The reckoning followed a Department of Education email informing Briscoe that the most recent payment pause had ended Sunday, that auto-debit would resume in June, and that her balance — which she said she had been “trying not to think about, the way you don’t think about your roof” — had quietly accrued through forbearance at a rate she described as “rude.”
“What Tonya is experiencing is what we in the field call capitalized interest,” explained Wendy Halsey, a financial counselor at the Tri-County Community Action Partnership in nearby Wexford. “It’s the portion of the loan that grows while you’re paying it. It’s also the portion nobody mentions at the signing, because they correctly assess you would walk out.”
Briscoe attempted to call her loan servicer Wednesday morning and was placed in a hold queue at 8:47 a.m. She remained there through the full assembly of a hamburger-and-tater-tot casserole, the casserole’s complete bake, the casserole’s cooling on a wire rack, and the eating of the casserole by herself and her son Dalton, at which point a recorded voice informed her the office had closed for the day.
Her mother, Janelle Briscoe, who co-signed the original 2003 loan from the kitchen of the same house, expressed measured sympathy. “I told her at the time that twenty-four thousand dollars was a lot of money for a degree in communications from a school whose mascot was a question mark,” Janelle said. “I don’t say I told her so.

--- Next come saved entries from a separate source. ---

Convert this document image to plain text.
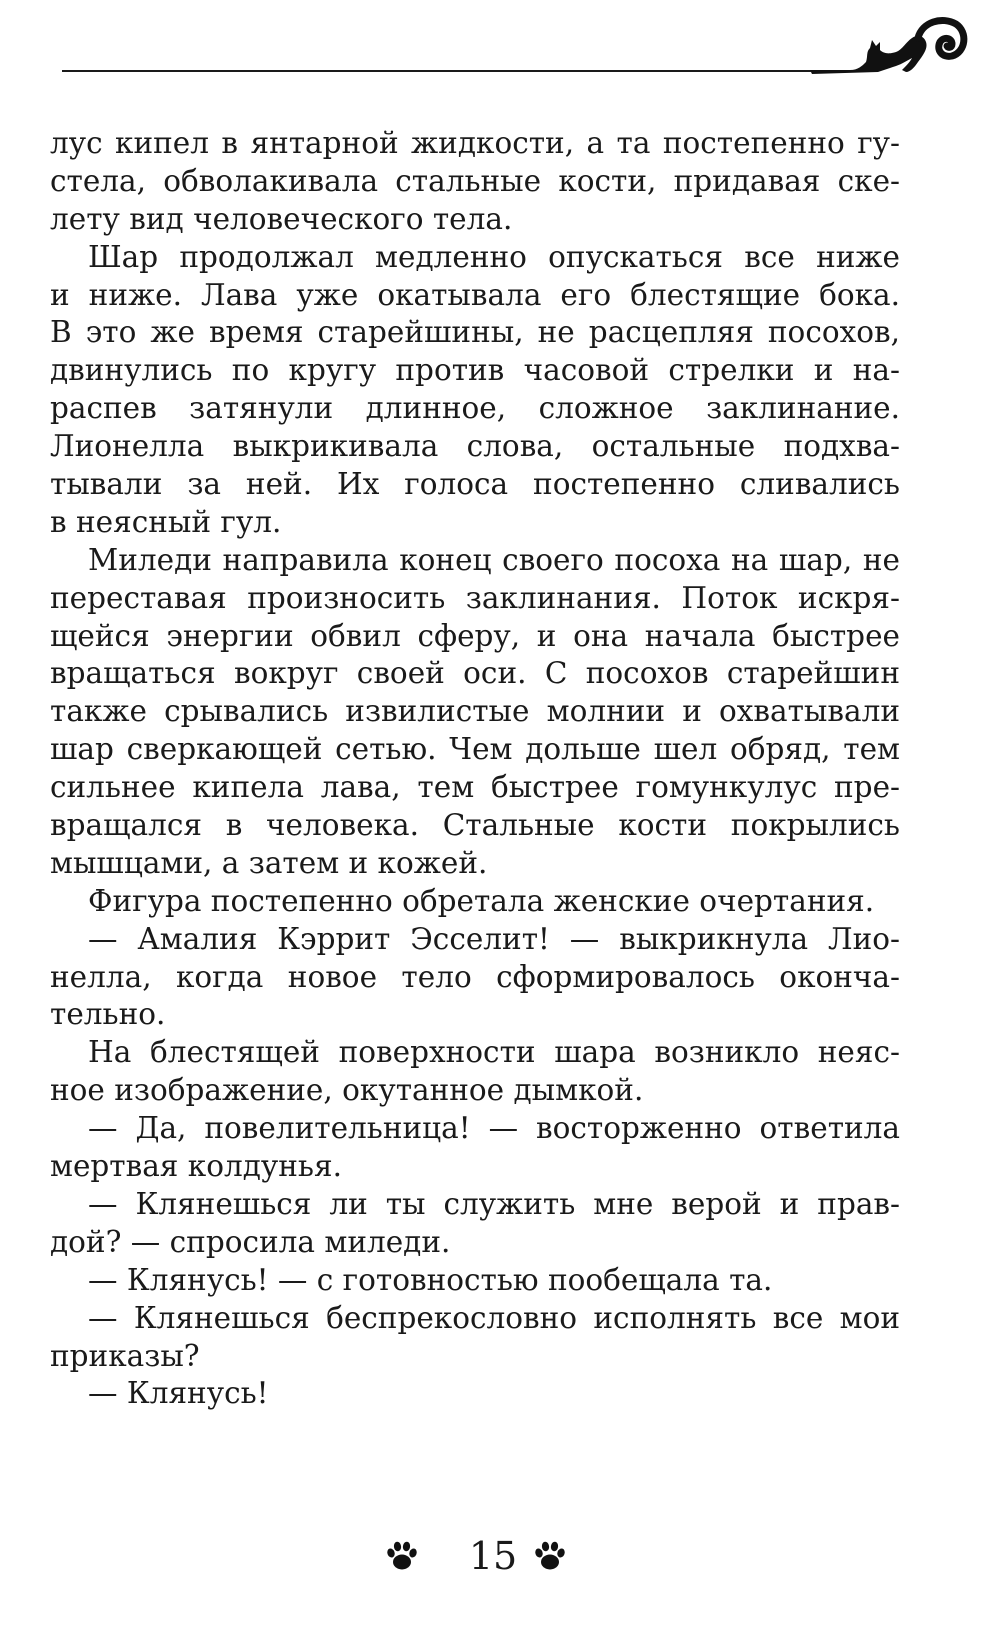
лус кипел в янтарной жидкости, а та постепенно гу-
стела, обволакивала стальные кости, придавая ске-
лету вид человеческого тела.
Шар продолжал медленно опускаться все ниже
и ниже. Лава уже окатывала его блестящие бока.
В это же время старейшины, не расцепляя посохов,
двинулись по кругу против часовой стрелки и на-
распев затянули длинное, сложное заклинание.
Лионелла выкрикивала слова, остальные подхва-
тывали за ней. Их голоса постепенно сливались
в неясный гул.
Миледи направила конец своего посоха на шар, не
переставая произносить заклинания. Поток искря-
щейся энергии обвил сферу, и она начала быстрее
вращаться вокруг своей оси. С посохов старейшин
также срывались извилистые молнии и охватывали
шар сверкающей сетью. Чем дольше шел обряд, тем
сильнее кипела лава, тем быстрее гомункулус пре-
вращался в человека. Стальные кости покрылись
мышцами, а затем и кожей.
Фигура постепенно обретала женские очертания.
— Амалия Кэррит Эсселит! — выкрикнула Лио-
нелла, когда новое тело сформировалось оконча-
тельно.
На блестящей поверхности шара возникло неяс-
ное изображение, окутанное дымкой.
— Да, повелительница! — восторженно ответила
мертвая колдунья.
— Клянешься ли ты служить мне верой и прав-
дой? — спросила миледи.
— Клянусь! — с готовностью пообещала та.
— Клянешься беспрекословно исполнять все мои
приказы?
— Клянусь!
15
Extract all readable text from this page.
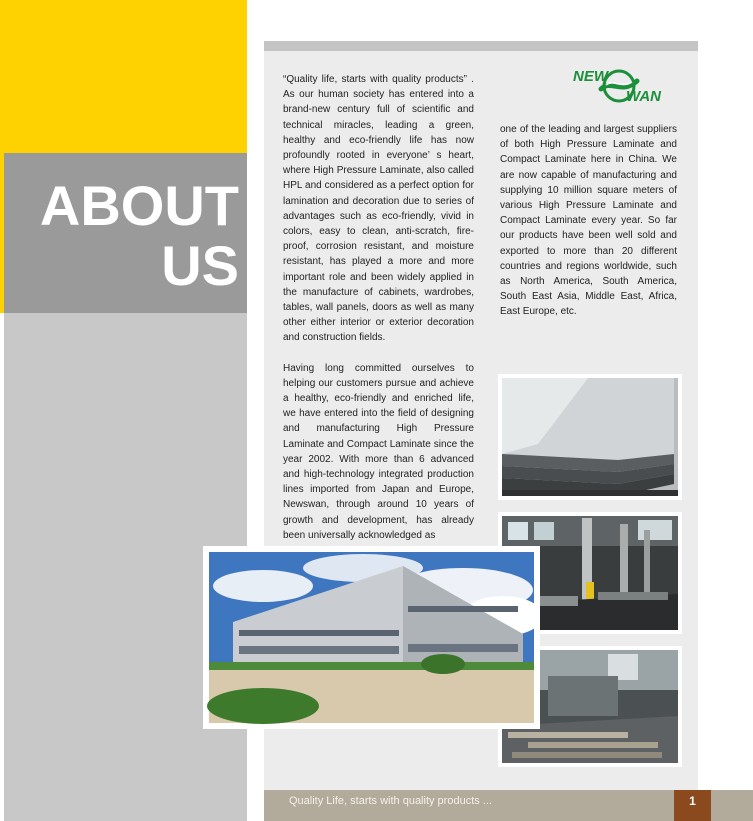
ABOUT
US
NEW
WAN

“Quality life, starts with quality products” . As our human society has entered into a brand-new century full of scientific and technical miracles, leading a green, healthy and eco-friendly life has now profoundly rooted in everyone’ s heart, where High Pressure Laminate, also called HPL and considered as a perfect option for lamination and decoration due to series of advantages such as eco-friendly, vivid in colors, easy to clean, anti-scratch, fire-proof, corrosion resistant, and moisture resistant, has played a more and more important role and been widely applied in the manufacture of cabinets, wardrobes, tables, wall panels, doors as well as many other either interior or exterior decoration and construction fields.

Having long committed ourselves to helping our customers pursue and achieve a healthy, eco-friendly and enriched life, we have entered into the field of designing and manufacturing High Pressure Laminate and Compact Laminate since the year 2002. With more than 6 advanced and high-technology integrated production lines imported from Japan and Europe, Newswan, through around 10 years of growth and development, has already been universally acknowledged as

one of the leading and largest suppliers of both High Pressure Laminate and Compact Laminate here in China. We are now capable of manufacturing and supplying 10 million square meters of various High Pressure Laminate and Compact Laminate every year. So far our products have been well sold and exported to more than 20 different countries and regions worldwide, such as North America, South America, South East Asia, Middle East, Africa, East Europe, etc.

Quality Life, starts with quality products ...	1
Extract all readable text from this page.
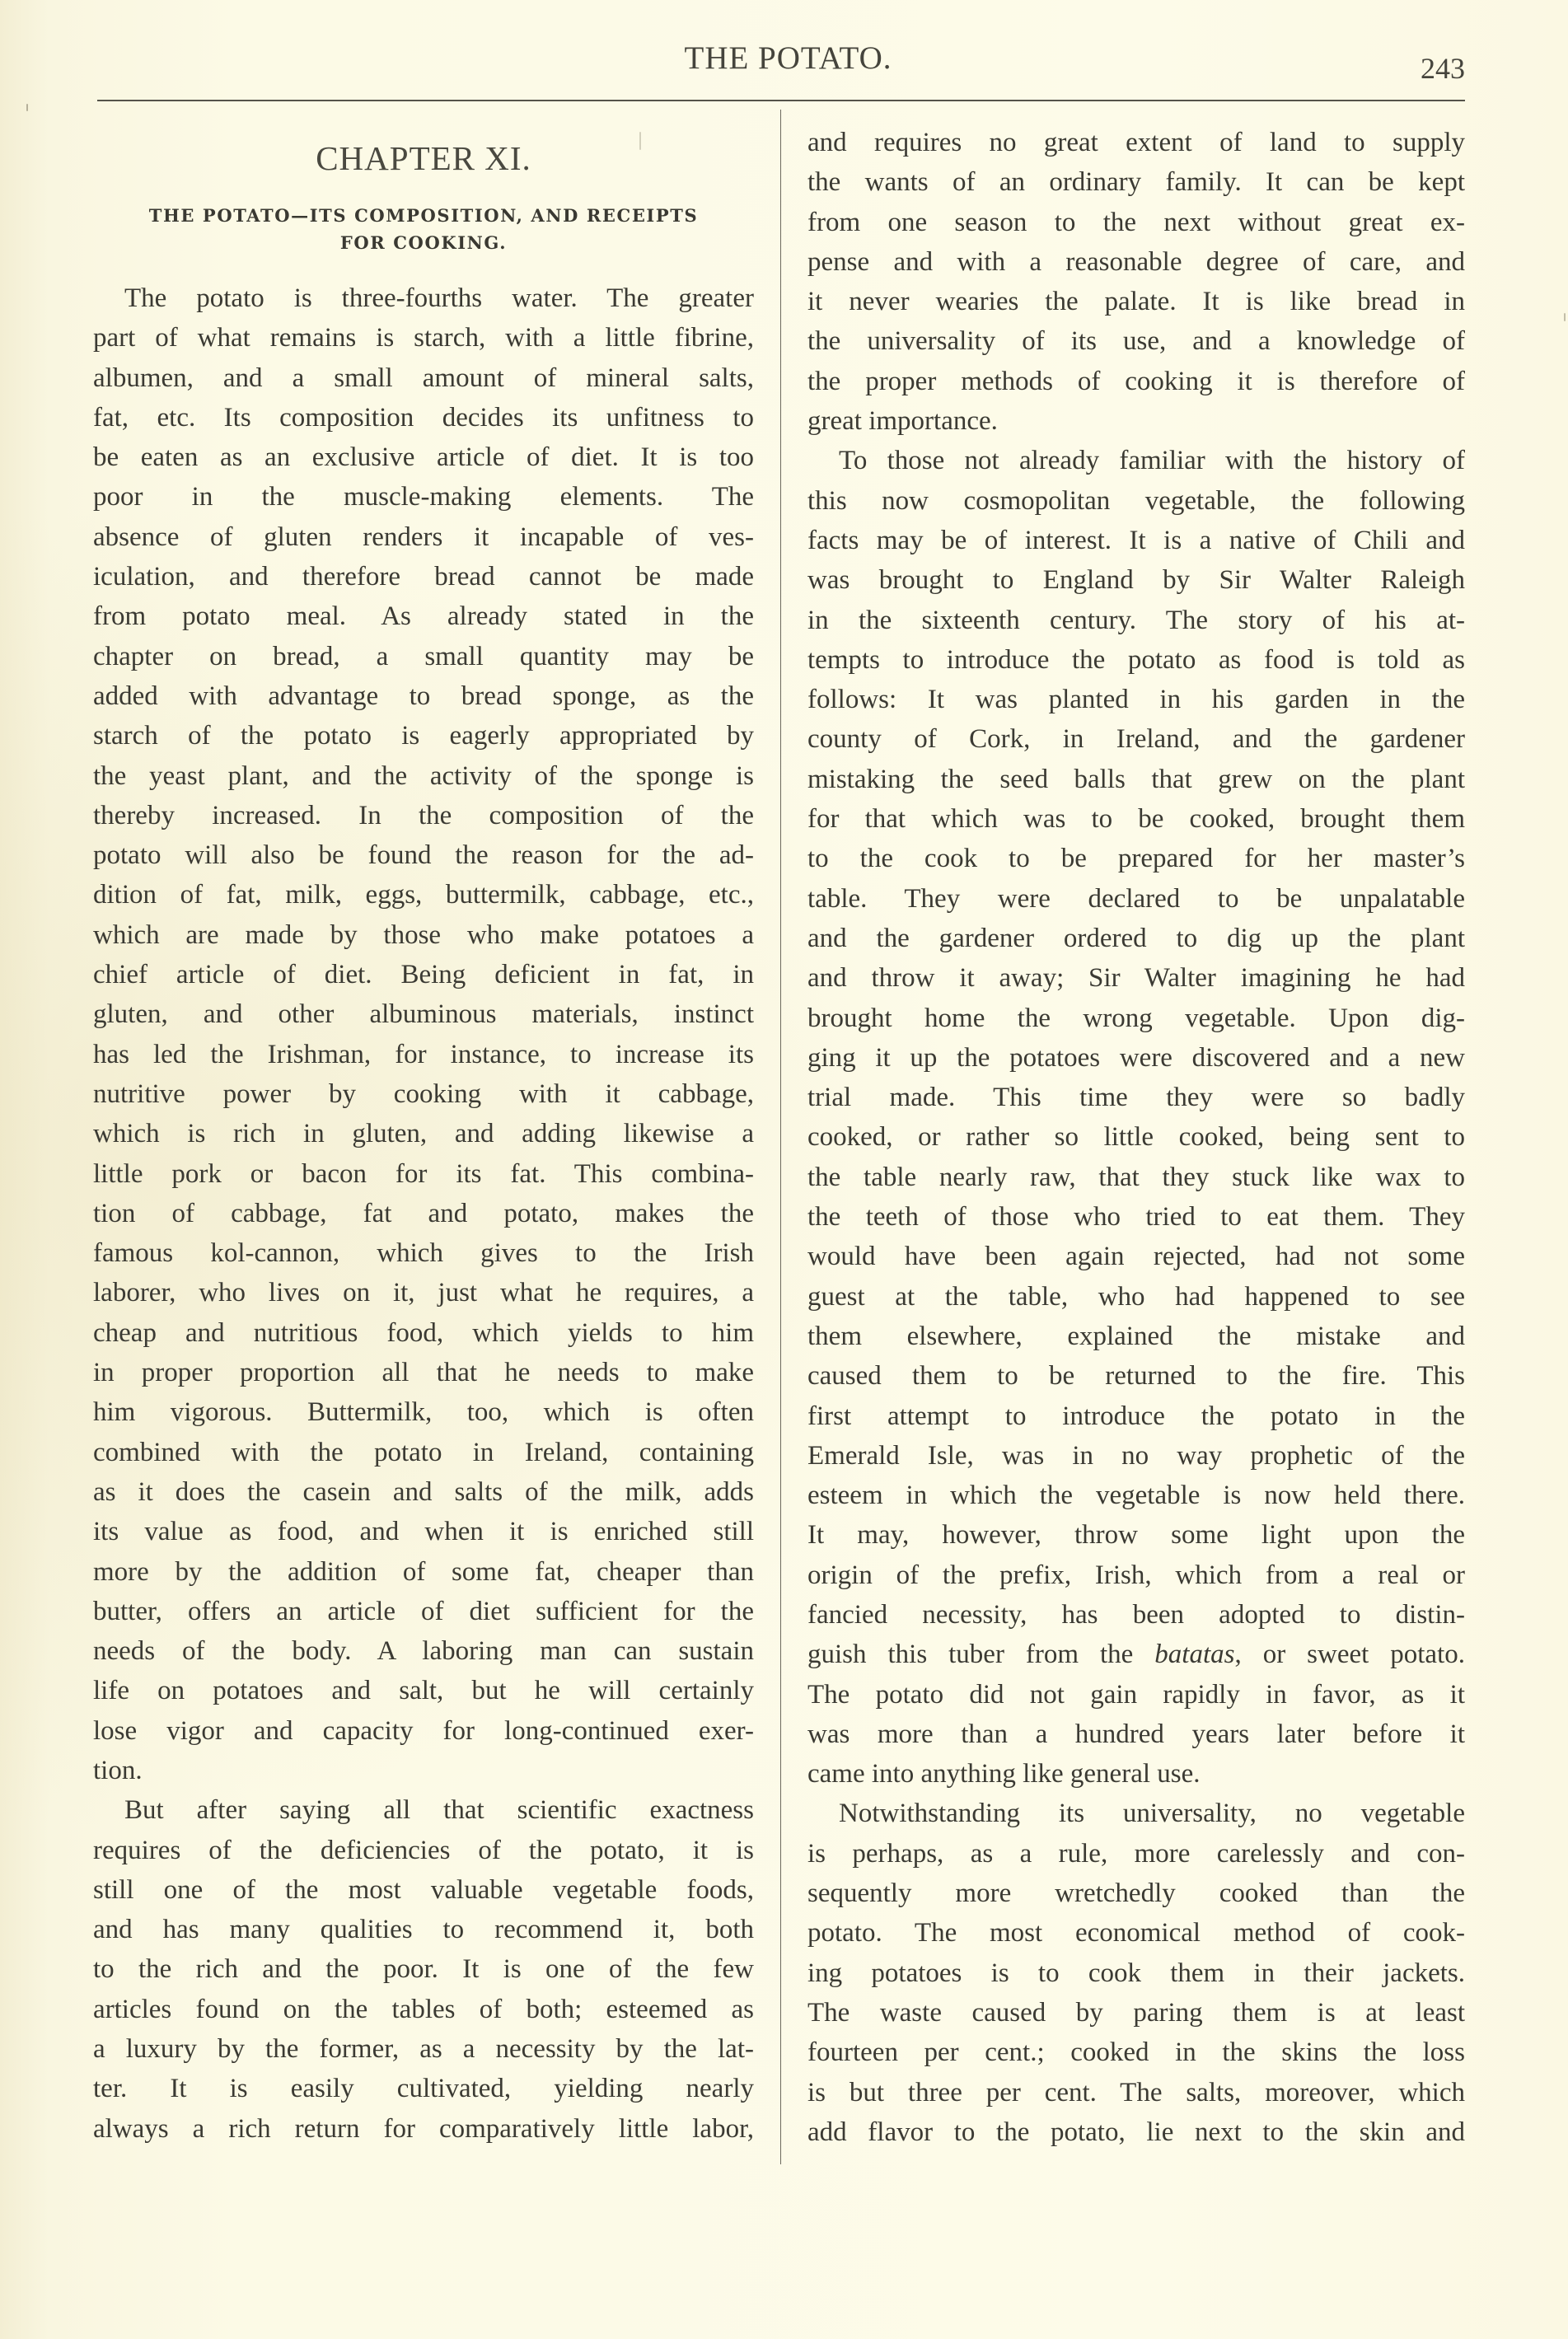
THE POTATO.	243
CHAPTER XI.
THE POTATO—ITS COMPOSITION, AND RECEIPTS
FOR COOKING.
The potato is three-fourths water. The greater
part of what remains is starch, with a little fibrine,
albumen, and a small amount of mineral salts,
fat, etc. Its composition decides its unfitness to
be eaten as an exclusive article of diet. It is too
poor in the muscle-making elements. The
absence of gluten renders it incapable of ves-
iculation, and therefore bread cannot be made
from potato meal. As already stated in the
chapter on bread, a small quantity may be
added with advantage to bread sponge, as the
starch of the potato is eagerly appropriated by
the yeast plant, and the activity of the sponge is
thereby increased. In the composition of the
potato will also be found the reason for the ad-
dition of fat, milk, eggs, buttermilk, cabbage, etc.,
which are made by those who make potatoes a
chief article of diet. Being deficient in fat, in
gluten, and other albuminous materials, instinct
has led the Irishman, for instance, to increase its
nutritive power by cooking with it cabbage,
which is rich in gluten, and adding likewise a
little pork or bacon for its fat. This combina-
tion of cabbage, fat and potato, makes the
famous kol-cannon, which gives to the Irish
laborer, who lives on it, just what he requires, a
cheap and nutritious food, which yields to him
in proper proportion all that he needs to make
him vigorous. Buttermilk, too, which is often
combined with the potato in Ireland, containing
as it does the casein and salts of the milk, adds
its value as food, and when it is enriched still
more by the addition of some fat, cheaper than
butter, offers an article of diet sufficient for the
needs of the body. A laboring man can sustain
life on potatoes and salt, but he will certainly
lose vigor and capacity for long-continued exer-
tion.
But after saying all that scientific exactness
requires of the deficiencies of the potato, it is
still one of the most valuable vegetable foods,
and has many qualities to recommend it, both
to the rich and the poor. It is one of the few
articles found on the tables of both; esteemed as
a luxury by the former, as a necessity by the lat-
ter. It is easily cultivated, yielding nearly
always a rich return for comparatively little labor,
and requires no great extent of land to supply
the wants of an ordinary family. It can be kept
from one season to the next without great ex-
pense and with a reasonable degree of care, and
it never wearies the palate. It is like bread in
the universality of its use, and a knowledge of
the proper methods of cooking it is therefore of
great importance.
To those not already familiar with the history of
this now cosmopolitan vegetable, the following
facts may be of interest. It is a native of Chili and
was brought to England by Sir Walter Raleigh
in the sixteenth century. The story of his at-
tempts to introduce the potato as food is told as
follows: It was planted in his garden in the
county of Cork, in Ireland, and the gardener
mistaking the seed balls that grew on the plant
for that which was to be cooked, brought them
to the cook to be prepared for her master’s
table. They were declared to be unpalatable
and the gardener ordered to dig up the plant
and throw it away; Sir Walter imagining he had
brought home the wrong vegetable. Upon dig-
ging it up the potatoes were discovered and a new
trial made. This time they were so badly
cooked, or rather so little cooked, being sent to
the table nearly raw, that they stuck like wax to
the teeth of those who tried to eat them. They
would have been again rejected, had not some
guest at the table, who had happened to see
them elsewhere, explained the mistake and
caused them to be returned to the fire. This
first attempt to introduce the potato in the
Emerald Isle, was in no way prophetic of the
esteem in which the vegetable is now held there.
It may, however, throw some light upon the
origin of the prefix, Irish, which from a real or
fancied necessity, has been adopted to distin-
guish this tuber from the batatas, or sweet potato.
The potato did not gain rapidly in favor, as it
was more than a hundred years later before it
came into anything like general use.
Notwithstanding its universality, no vegetable
is perhaps, as a rule, more carelessly and con-
sequently more wretchedly cooked than the
potato. The most economical method of cook-
ing potatoes is to cook them in their jackets.
The waste caused by paring them is at least
fourteen per cent.; cooked in the skins the loss
is but three per cent. The salts, moreover, which
add flavor to the potato, lie next to the skin and
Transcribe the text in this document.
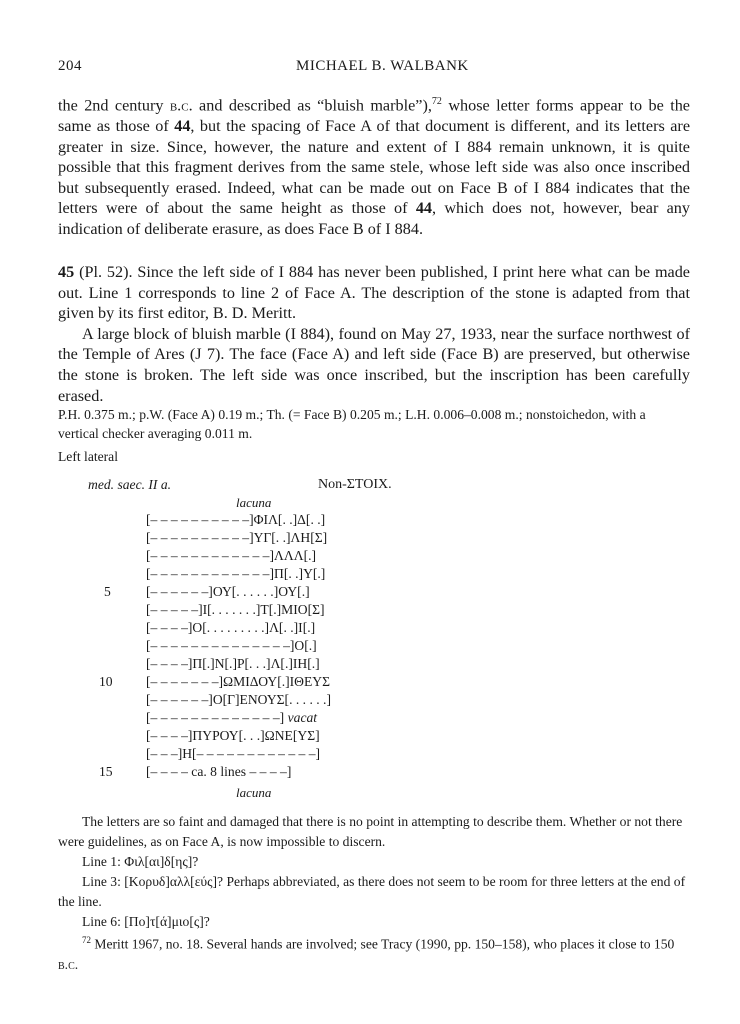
204	MICHAEL B. WALBANK

the 2nd century b.c. and described as “bluish marble”),$^{72}$ whose letter forms appear to be the same as those of 44, but the spacing of Face A of that document is different, and its letters are greater in size. Since, however, the nature and extent of I 884 remain unknown, it is quite possible that this fragment derives from the same stele, whose left side was also once inscribed but subsequently erased. Indeed, what can be made out on Face B of I 884 indicates that the letters were of about the same height as those of 44, which does not, however, bear any indication of deliberate erasure, as does Face B of I 884.

45 (Pl. 52). Since the left side of I 884 has never been published, I print here what can be made out. Line 1 corresponds to line 2 of Face A. The description of the stone is adapted from that given by its first editor, B. D. Meritt.

A large block of bluish marble (I 884), found on May 27, 1933, near the surface northwest of the Temple of Ares (J 7). The face (Face A) and left side (Face B) are preserved, but otherwise the stone is broken. The left side was once inscribed, but the inscription has been carefully erased.

P.H. 0.375 m.; p.W. (Face A) 0.19 m.; Th. (= Face B) 0.205 m.; L.H. 0.006–0.008 m.; nonstoichedon, with a vertical checker averaging 0.011 m.
Left lateral
med. saec. II a.	Non-ΣΤΟΙΧ.
lacuna
[– – – – – – – – – –]ΦΙΛ[. .]Δ[. .]
[– – – – – – – – – –]ΥΓ[. .]ΛΗ[Σ]
[– – – – – – – – – – – –]ΛΛΛ[.]
[– – – – – – – – – – – –]Π[. .]Υ[.]
[– – – – – –]ΟΥ[. . . . . .]ΟΥ[.]
[– – – – –]Ι[. . . . . . .]Τ[.]ΜΙΟ[Σ]
[– – – –]Ο[. . . . . . . . .]Λ[. .]Ι[.]
[– – – – – – – – – – – – – –]Ο[.]
[– – – –]Π[.]Ν[.]Ρ[. . .]Λ[.]ΙΗ[.]
[– – – – – – –]ΩΜΙΔΟΥ[.]ΙΘΕΥΣ
[– – – – – –]Ο[Γ]ΕΝΟΥΣ[. . . . . .]
[– – – – – – – – – – – – –] vacat
[– – – –]ΠΥΡΟΥ[. . .]ΩΝΕ[ΥΣ]
[– – –]Η[– – – – – – – – – – – –]
[– – – – ca. 8 lines – – – –]
5
10
15
lacuna
The letters are so faint and damaged that there is no point in attempting to describe them. Whether or not there were guidelines, as on Face A, is now impossible to discern.
Line 1: Φιλ[αι]δ[ης]?
Line 3: [Κορυδ]αλλ[εύς]? Perhaps abbreviated, as there does not seem to be room for three letters at the end of the line.
Line 6: [Πο]τ[ά]μιο[ς]?
$^{72}$ Meritt 1967, no. 18. Several hands are involved; see Tracy (1990, pp. 150–158), who places it close to 150 b.c.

I just don’t unsay it.”
Mrs. Peterson, who has known Tonya since pigtails at the First Methodist Vacation Bible School, offered a more pastoral assessment. “That girl has been paying on that loan since the second Bush administration,” Mrs. Peterson said, refilling the bird feeder. “At a certain point you have to stop calling it a loan and admit it’s a subscription.”
Halsey, the financial counselor, noted that Briscoe is far from alone in Clayborn County, where the Community Action Partnership has logged a 40 percent uptick in walk-ins since the May 5 announcement that involuntary collections would resume. “Most of them sit down, hand me a folder, and start the sentence the same way,” Halsey said. “They say, ‘I think there’s been a mistake.’ There has not been a mistake. The math is doing exactly what it was designed to do.”
Briscoe spent Wednesday afternoon at the back booth of the Hen House Diner with her folder spread across the formica, going line by line through twenty-two years of statements while a half-eaten patty melt cooled at her elbow. Waitress Carla Reems topped off her coffee without comment and slid the check face-down beside the folder. “Honey,” Carla said, “this one’s on the house. You’ve paid enough this week.”